The student computer lab has about 13 computers, but most of them are old and have serious problems, and only five are functioning at all. I will try to revive a few of them over the next two weeks (the Easter holiday starts today) if I can find the installation floppy for the Zip drive and a screwdriver to open the cases. Orange dust coats the keyboards, mice and backs of the computers, especially those near the partly open windows, so it is not surprising that the computers are having problems. Some computers do not have virus protection software and are infected with the "Dodgy" and/or "Ravage b" virus. The computer equipment I brought is far advanced compared to what is here, and the students know relatively little, though there is a wider range of abilities and some are good in English and their own fields of study.

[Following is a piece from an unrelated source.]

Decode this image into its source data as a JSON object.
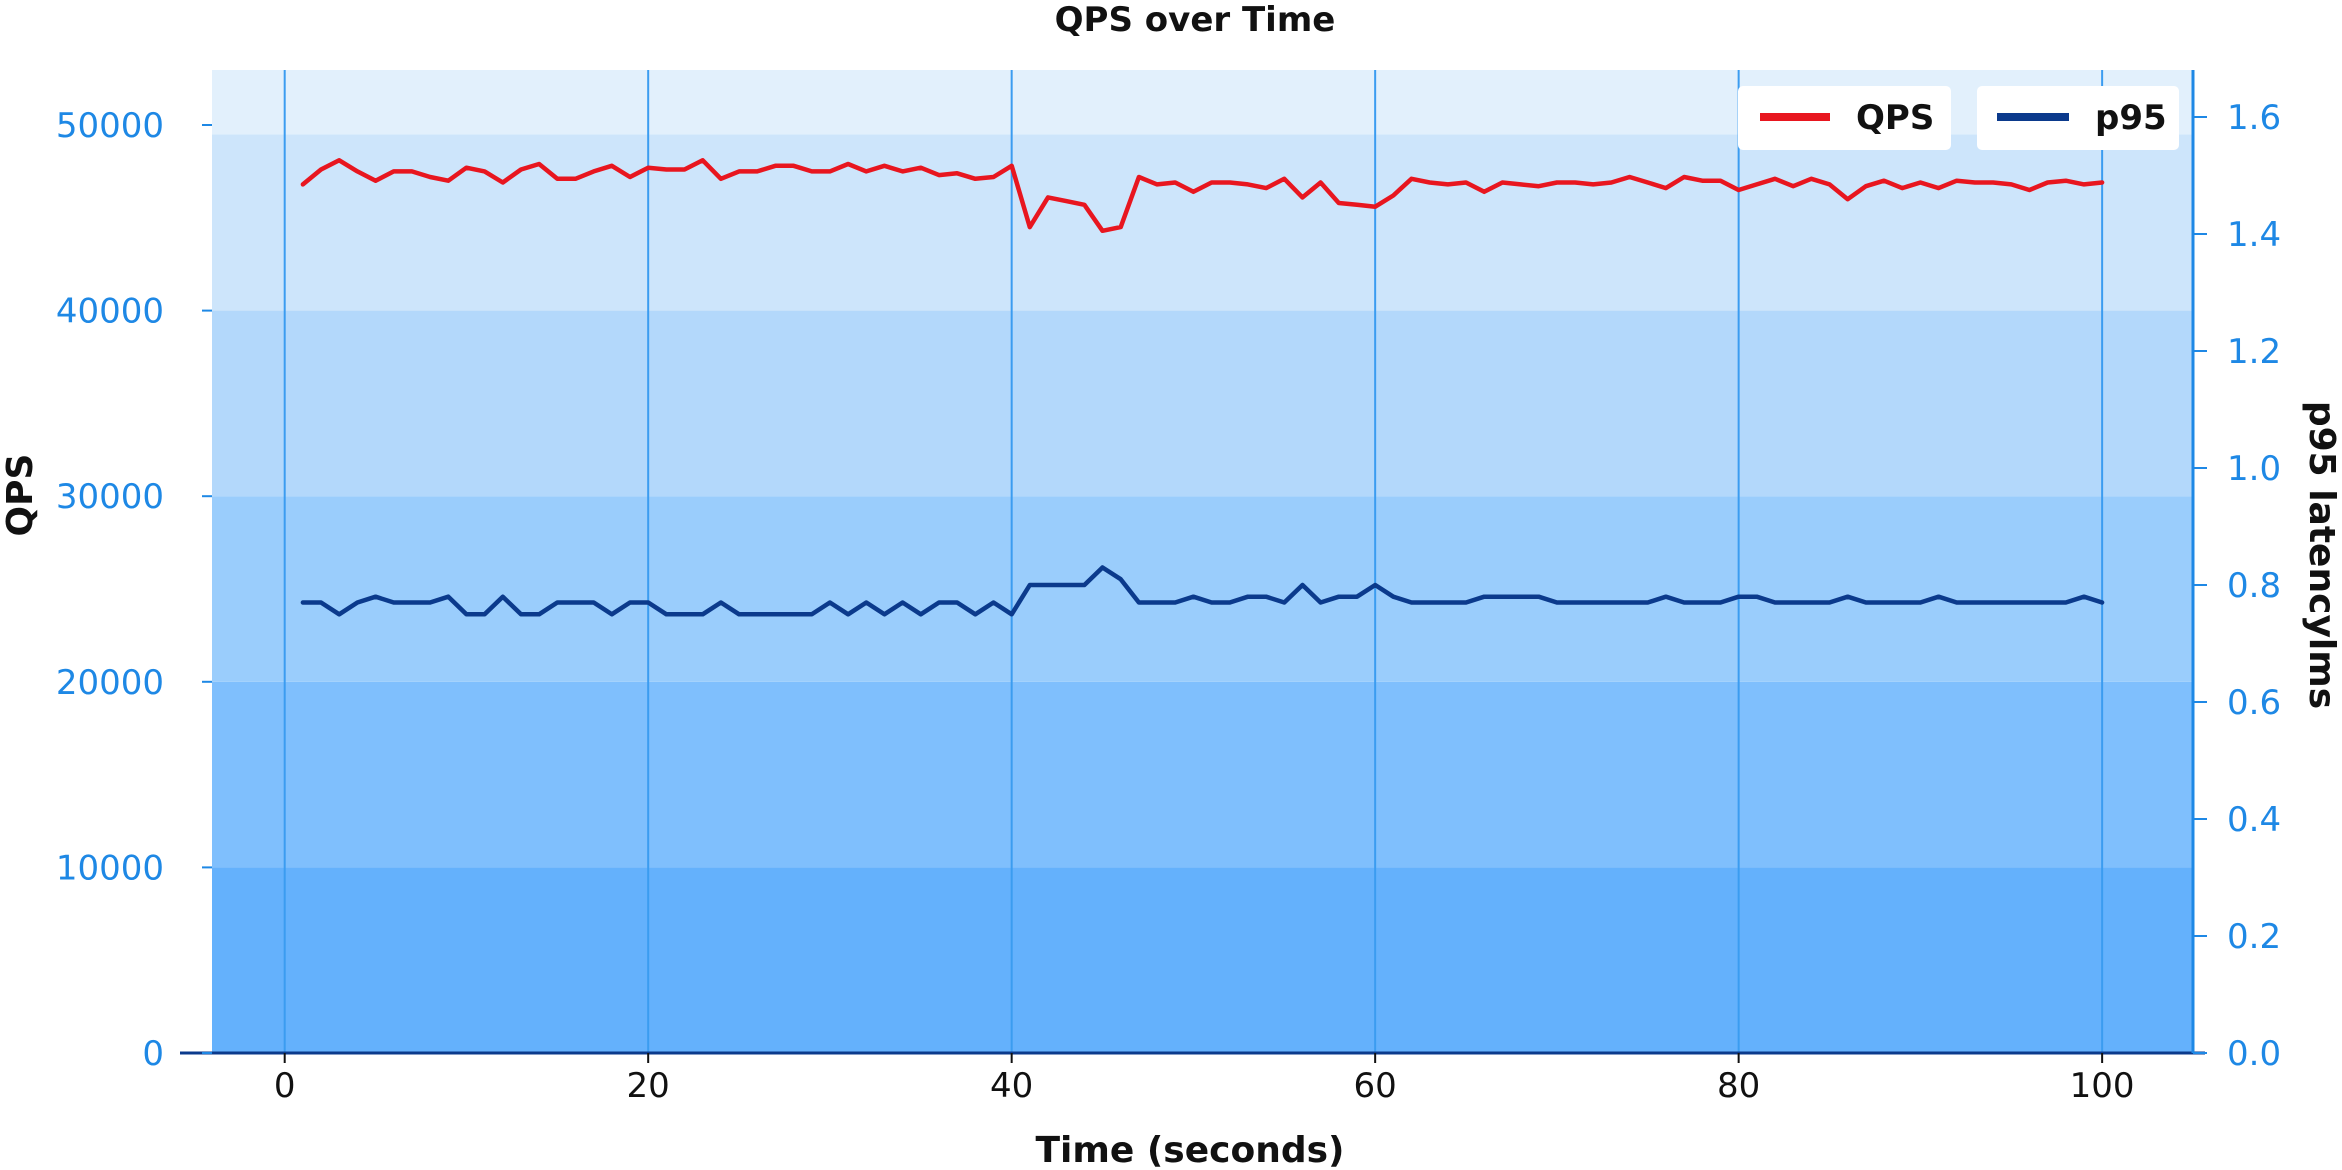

I have lots of feelings of d?j?-vu; so many of the teachers and students remind me of people I knew at Ponhofi, as do the school's conditions, the groceries and market, etc. But I feel like I have gone backward in time, because the conditions in Bukoba are somewhat less developed than Ohangwena, Namibia was when I arrived in 1995 despite the larger size of the town. I hope I will be able to help, though I will not be using many of the skills I obtained from my recent education and had originally hoped to use as a university lecturer; I don't expect to do much beyond very basic teaching and computer maintenance. Since I am the whole computer studies department, I cannot exchange content knowledge with a colleague. If I had known the conditions and potential level/nature of my contribution beforehand, I probably would not have come here and would have held out for a larger and more distinguished university in a larger city in southern Africa. Now that I'm here, I will do my best to stay at least until the end of June and complete this term with my students and see what happens. There appears to be plenty to do here, so if I can keep healthy, it should at least be enjoyable and a novel experience. If the university survives, gets more money and better facilities and equipment, and expands its staff and student body, and if I feel I am making a valuable contribution, I will probably stay the full two years.